MAIN POST: Närrische Antwort auf Trump: America first, Höscht second

Bericht von Ferdinand Heilgenthal
Familiär, ohne Anspruch auf Perfektion, aber mit originellen Sketchen und Tänzen sowie einigen Spritzern Lokalkolorit präsentierte sich an zwei Tagen der bunte Faschingsabend der Allgemeinen Sportvereinigung (ASV) Hofstetten.

Am Freitag blieben trotz der zeitgleich laufenden Kultsendung „Fastnacht in Franken“ nur wenige Plätze leer, am Samstag war das Sportheim ausverkauft und mit Bürgermeister Jürgen Lippert und seiner aus Hofstetten stammenden Frau Annette das Prinzenpaar aus Seifriedsburg zu Gast. Sie führten zur Pause auch die Polonaise an – „und alle folgen dem Bürgermeister“, stellte ASV-Vorsitzender und Moderator Christoph Rüb fest.

 

Worin besteht der Sinn des Lebens

Rüb ging mit seinem Vortrag „Wissen vor Acht“ als Erster in die Bütt und fragte nach dem Sinn des Lebens, wenn man statistisch gesehen fast ein Drittel davon verschläft, auf dem Klo verbringt oder in Endlos-Warteschleifen rumhängt. Im mit Stimmungsliedern und Schunkelwalzern aufgelockerten Programm glänzten neben den Wortbeiträgen die drei Garden und zum Schluss das Männerballett.

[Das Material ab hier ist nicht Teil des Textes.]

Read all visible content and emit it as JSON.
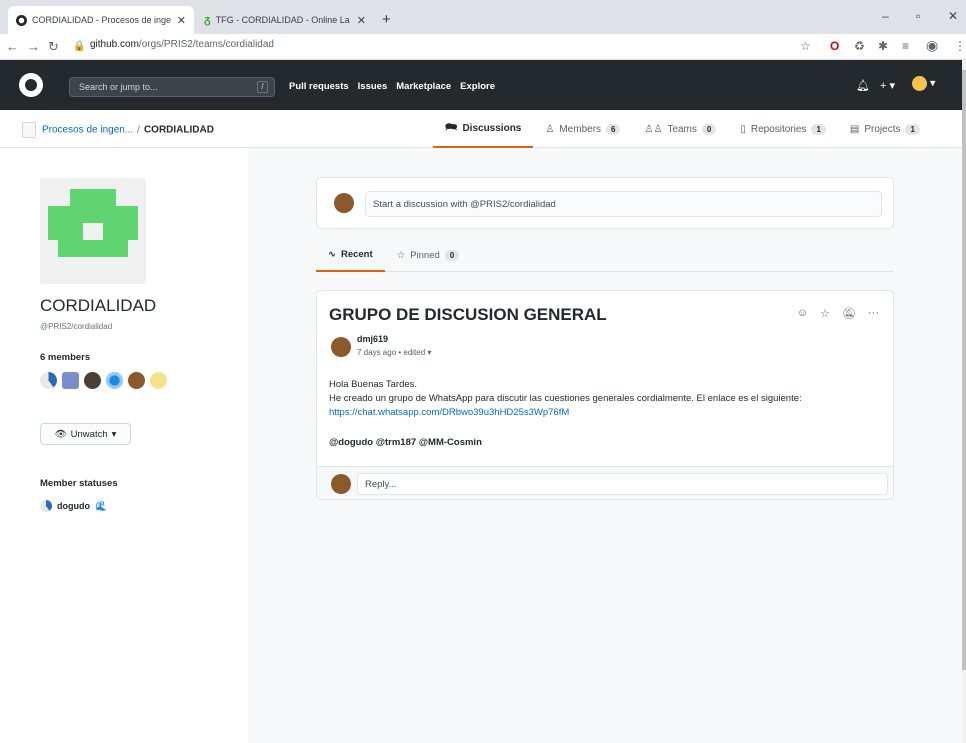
{
  "browser": {
    "tabs": [
      {
        "title": "CORDIALIDAD - Procesos de inge",
        "close": "✕"
      },
      {
        "title": "TFG - CORDIALIDAD - Online La",
        "close": "✕"
      }
    ],
    "new_tab": "+",
    "url_domain": "github.com",
    "url_path": "/orgs/PRIS2/teams/cordialidad"
  },
  "header": {
    "search_placeholder": "Search or jump to...",
    "search_key": "/",
    "nav": [
      "Pull requests",
      "Issues",
      "Marketplace",
      "Explore"
    ]
  },
  "team_bar": {
    "org": "Procesos de ingen...",
    "separator": "/",
    "team": "CORDIALIDAD",
    "tabs": [
      {
        "label": "Discussions",
        "icon": "discussion-icon",
        "count": null
      },
      {
        "label": "Members",
        "icon": "person-icon",
        "count": "6"
      },
      {
        "label": "Teams",
        "icon": "people-icon",
        "count": "0"
      },
      {
        "label": "Repositories",
        "icon": "repo-icon",
        "count": "1"
      },
      {
        "label": "Projects",
        "icon": "project-icon",
        "count": "1"
      }
    ]
  },
  "sidebar": {
    "team_name": "CORDIALIDAD",
    "team_handle": "@PRIS2/cordialidad",
    "members_title": "6 members",
    "unwatch_label": "Unwatch",
    "member_statuses_title": "Member statuses",
    "status_user": "dogudo"
  },
  "compose": {
    "placeholder": "Start a discussion with @PRIS2/cordialidad"
  },
  "subtabs": [
    {
      "label": "Recent",
      "count": null
    },
    {
      "label": "Pinned",
      "count": "0"
    }
  ],
  "post": {
    "title": "GRUPO DE DISCUSION GENERAL",
    "author": "dmj619",
    "meta": "7 days ago • edited",
    "line1": "Hola Buenas Tardes.",
    "line2": "He creado un grupo de WhatsApp para discutir las cuestiones generales cordialmente. El enlace es el siguiente:",
    "link": "https://chat.whatsapp.com/DRbwo39u3hHD25s3Wp76fM",
    "mentions": "@dogudo @trm187 @MM-Cosmin",
    "reply_placeholder": "Reply..."
  },
  "colors": {
    "header_bg": "#24292e",
    "accent_tab": "#e36209",
    "link": "#0366d6",
    "identicon_green": "#5fd471"
  }
}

Der neue Präsident der Vereinigten Staaten von Amerika war auch zu Gast und schien sich im Sportheim wohlzufühlen, schritt grüßend durch die Reihen und nahm den Werbespot der Höschter Narrenjugend zur Kenntnis: „America first, Höscht second“. Es gebe da viele Parallelen. Zwar haben die Höschter keinen Trump Tower, aber immerhin einen „Sendetower“.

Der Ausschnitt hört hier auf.